Ultimately, the fact that the jury decided to accept the conclusions of the state’s experts over Patel’s is itself not shocking. Weighing the evidence and coming to a conclusion of guilt or innocence based on that evidence is what juries do. But it does suggest that when women of color are dragged before a court for a failed pregnancy, they will rarely, if ever, get the benefit of the doubt.

The jurors could have just as easily believed the evidence put forward by Patel’s attorneys that gestational age, and thus viability, was in doubt, but they didn’t. The jurors could have just as easily concluded the state’s medical testimony that the fetus took “at least one breath” was not sufficient to support convicting Patel of a felony and sending her to prison for 20 years. But they didn’t.

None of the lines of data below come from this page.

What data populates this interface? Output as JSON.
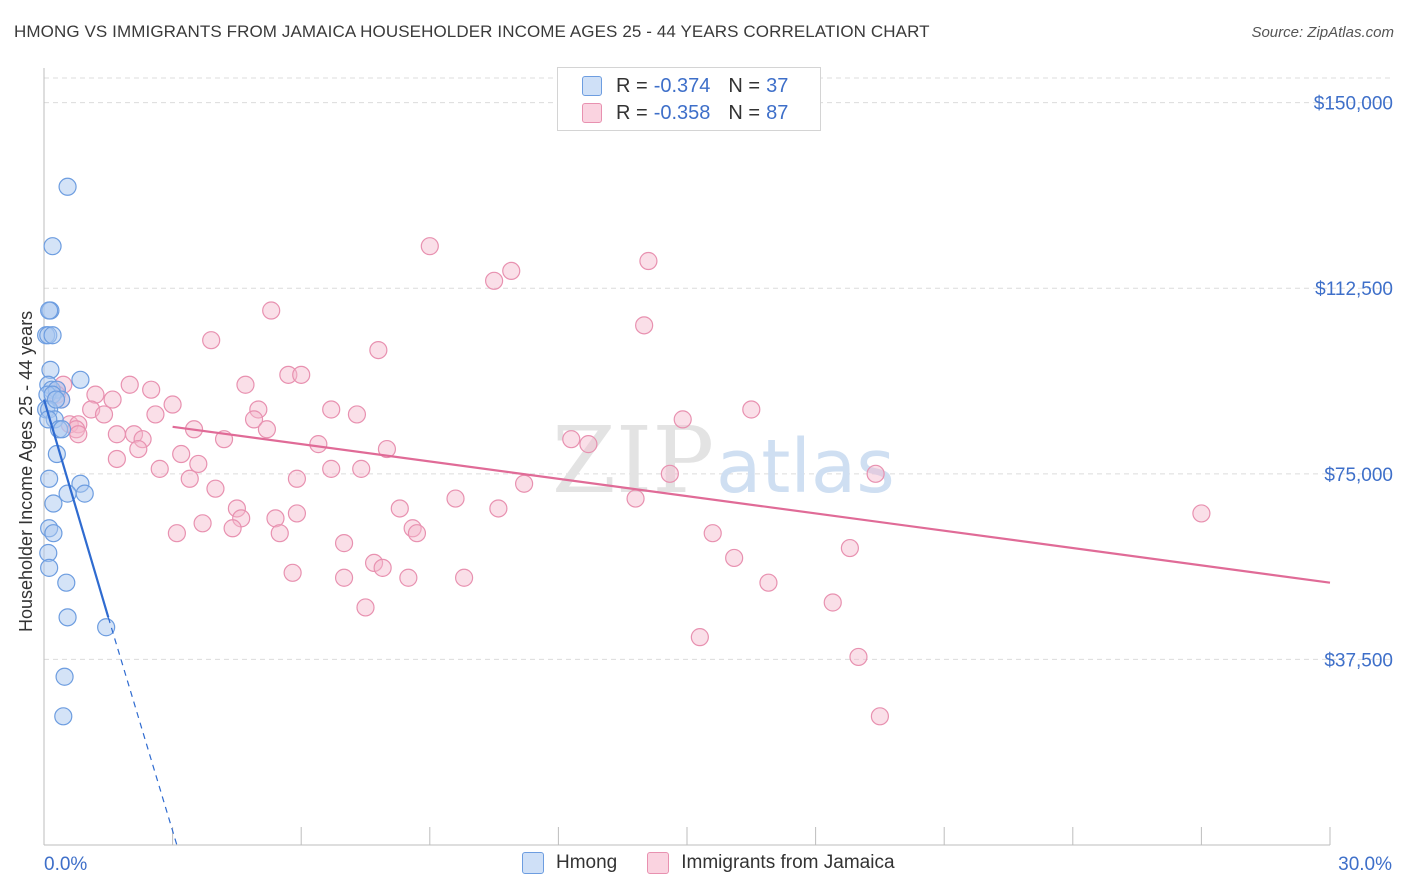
{
  "header": {
    "title": "HMONG VS IMMIGRANTS FROM JAMAICA HOUSEHOLDER INCOME AGES 25 - 44 YEARS CORRELATION CHART",
    "source": "Source: ZipAtlas.com"
  },
  "legend": {
    "rows": [
      {
        "r_label": "R =",
        "r_value": "-0.374",
        "n_label": "N =",
        "n_value": "37",
        "color": "#aac8f0"
      },
      {
        "r_label": "R =",
        "r_value": "-0.358",
        "n_label": "N =",
        "n_value": "87",
        "color": "#f5b8cc"
      }
    ],
    "bottom": [
      {
        "label": "Hmong",
        "color": "#aac8f0"
      },
      {
        "label": "Immigrants from Jamaica",
        "color": "#f5b8cc"
      }
    ]
  },
  "watermark": {
    "zip": "ZIP",
    "atlas": "atlas"
  },
  "colors": {
    "hmong_fill": "#aac8f0",
    "hmong_stroke": "#6d9de0",
    "hmong_line": "#2f6bd0",
    "jamaica_fill": "#f5b8cc",
    "jamaica_stroke": "#e891b0",
    "jamaica_line": "#e06b97",
    "axis_label": "#3e6fc9",
    "grid": "#dcdcdc"
  },
  "chart_data": {
    "type": "scatter",
    "title": "HMONG VS IMMIGRANTS FROM JAMAICA HOUSEHOLDER INCOME AGES 25 - 44 YEARS CORRELATION CHART",
    "xlabel": "",
    "ylabel": "Householder Income Ages 25 - 44 years",
    "xlim": [
      0,
      30
    ],
    "ylim": [
      0,
      157000
    ],
    "x_tick_labels": [
      {
        "value": 0,
        "label": "0.0%"
      },
      {
        "value": 30,
        "label": "30.0%"
      }
    ],
    "x_minor_ticks": [
      3,
      6,
      9,
      12,
      15,
      18,
      21,
      24,
      27,
      30
    ],
    "y_ticks": [
      {
        "value": 37500,
        "label": "$37,500"
      },
      {
        "value": 75000,
        "label": "$75,000"
      },
      {
        "value": 112500,
        "label": "$112,500"
      },
      {
        "value": 150000,
        "label": "$150,000"
      }
    ],
    "series": [
      {
        "name": "Hmong",
        "r": -0.374,
        "n": 37,
        "points": [
          [
            0.55,
            133000
          ],
          [
            0.2,
            121000
          ],
          [
            0.15,
            108000
          ],
          [
            0.12,
            108000
          ],
          [
            0.05,
            103000
          ],
          [
            0.1,
            103000
          ],
          [
            0.2,
            103000
          ],
          [
            0.15,
            96000
          ],
          [
            0.85,
            94000
          ],
          [
            0.1,
            93000
          ],
          [
            0.18,
            92000
          ],
          [
            0.3,
            92000
          ],
          [
            0.08,
            91000
          ],
          [
            0.2,
            91000
          ],
          [
            0.4,
            90000
          ],
          [
            0.05,
            88000
          ],
          [
            0.12,
            88000
          ],
          [
            0.25,
            86000
          ],
          [
            0.1,
            86000
          ],
          [
            0.35,
            84000
          ],
          [
            0.42,
            84000
          ],
          [
            0.3,
            79000
          ],
          [
            0.12,
            74000
          ],
          [
            0.85,
            73000
          ],
          [
            0.55,
            71000
          ],
          [
            0.95,
            71000
          ],
          [
            0.22,
            69000
          ],
          [
            0.12,
            64000
          ],
          [
            0.22,
            63000
          ],
          [
            0.1,
            59000
          ],
          [
            0.12,
            56000
          ],
          [
            0.52,
            53000
          ],
          [
            0.55,
            46000
          ],
          [
            1.45,
            44000
          ],
          [
            0.48,
            34000
          ],
          [
            0.45,
            26000
          ],
          [
            0.28,
            90000
          ]
        ],
        "trend": {
          "x0": 0.0,
          "y0": 90000,
          "x1": 1.5,
          "y1": 46000,
          "dash_x1": 3.1,
          "dash_y1": 0
        }
      },
      {
        "name": "Immigrants from Jamaica",
        "r": -0.358,
        "n": 87,
        "points": [
          [
            9.0,
            121000
          ],
          [
            14.1,
            118000
          ],
          [
            10.9,
            116000
          ],
          [
            10.5,
            114000
          ],
          [
            5.3,
            108000
          ],
          [
            14.0,
            105000
          ],
          [
            3.9,
            102000
          ],
          [
            7.8,
            100000
          ],
          [
            5.7,
            95000
          ],
          [
            6.0,
            95000
          ],
          [
            4.7,
            93000
          ],
          [
            2.0,
            93000
          ],
          [
            0.45,
            93000
          ],
          [
            0.3,
            92000
          ],
          [
            2.5,
            92000
          ],
          [
            1.2,
            91000
          ],
          [
            0.3,
            91000
          ],
          [
            0.4,
            90000
          ],
          [
            1.6,
            90000
          ],
          [
            3.0,
            89000
          ],
          [
            6.7,
            88000
          ],
          [
            5.0,
            88000
          ],
          [
            1.1,
            88000
          ],
          [
            1.4,
            87000
          ],
          [
            16.5,
            88000
          ],
          [
            7.3,
            87000
          ],
          [
            2.6,
            87000
          ],
          [
            14.9,
            86000
          ],
          [
            4.9,
            86000
          ],
          [
            0.6,
            85000
          ],
          [
            0.8,
            85000
          ],
          [
            5.2,
            84000
          ],
          [
            0.75,
            84000
          ],
          [
            3.5,
            84000
          ],
          [
            0.8,
            83000
          ],
          [
            2.1,
            83000
          ],
          [
            1.7,
            83000
          ],
          [
            4.2,
            82000
          ],
          [
            2.3,
            82000
          ],
          [
            12.3,
            82000
          ],
          [
            12.7,
            81000
          ],
          [
            6.4,
            81000
          ],
          [
            2.2,
            80000
          ],
          [
            8.0,
            80000
          ],
          [
            3.2,
            79000
          ],
          [
            1.7,
            78000
          ],
          [
            3.6,
            77000
          ],
          [
            7.4,
            76000
          ],
          [
            2.7,
            76000
          ],
          [
            6.7,
            76000
          ],
          [
            14.6,
            75000
          ],
          [
            19.4,
            75000
          ],
          [
            3.4,
            74000
          ],
          [
            5.9,
            74000
          ],
          [
            11.2,
            73000
          ],
          [
            4.0,
            72000
          ],
          [
            9.6,
            70000
          ],
          [
            13.8,
            70000
          ],
          [
            8.3,
            68000
          ],
          [
            4.5,
            68000
          ],
          [
            10.6,
            68000
          ],
          [
            5.9,
            67000
          ],
          [
            4.6,
            66000
          ],
          [
            5.4,
            66000
          ],
          [
            3.7,
            65000
          ],
          [
            4.4,
            64000
          ],
          [
            8.6,
            64000
          ],
          [
            3.1,
            63000
          ],
          [
            5.5,
            63000
          ],
          [
            8.7,
            63000
          ],
          [
            15.6,
            63000
          ],
          [
            27.0,
            67000
          ],
          [
            7.0,
            61000
          ],
          [
            18.8,
            60000
          ],
          [
            16.1,
            58000
          ],
          [
            7.7,
            57000
          ],
          [
            7.9,
            56000
          ],
          [
            5.8,
            55000
          ],
          [
            7.0,
            54000
          ],
          [
            8.5,
            54000
          ],
          [
            9.8,
            54000
          ],
          [
            16.9,
            53000
          ],
          [
            18.4,
            49000
          ],
          [
            7.5,
            48000
          ],
          [
            15.3,
            42000
          ],
          [
            19.0,
            38000
          ],
          [
            19.5,
            26000
          ]
        ],
        "trend": {
          "x0": 3.0,
          "y0": 84500,
          "x1": 30.0,
          "y1": 53000
        }
      }
    ]
  }
}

Why was the State of Indiana so intent on criminally prosecuting Patel, despite the many glaring weaknesses in the case against her? Why were the jurors so willing to take the State of Indiana’s word over Patel’s when presented with those weaknesses? And why did it take them less than five hours to convict her?

Patel was ordered in March to serve 20 years in prison for her conviction. Friday’s decision upends that; Patel now faces a sentence of six months to three years. She’s been in jail serving her 20 year sentence since February 2015 while her appeal moved forward. If there’s real justice in this case, Patel will be released immediately.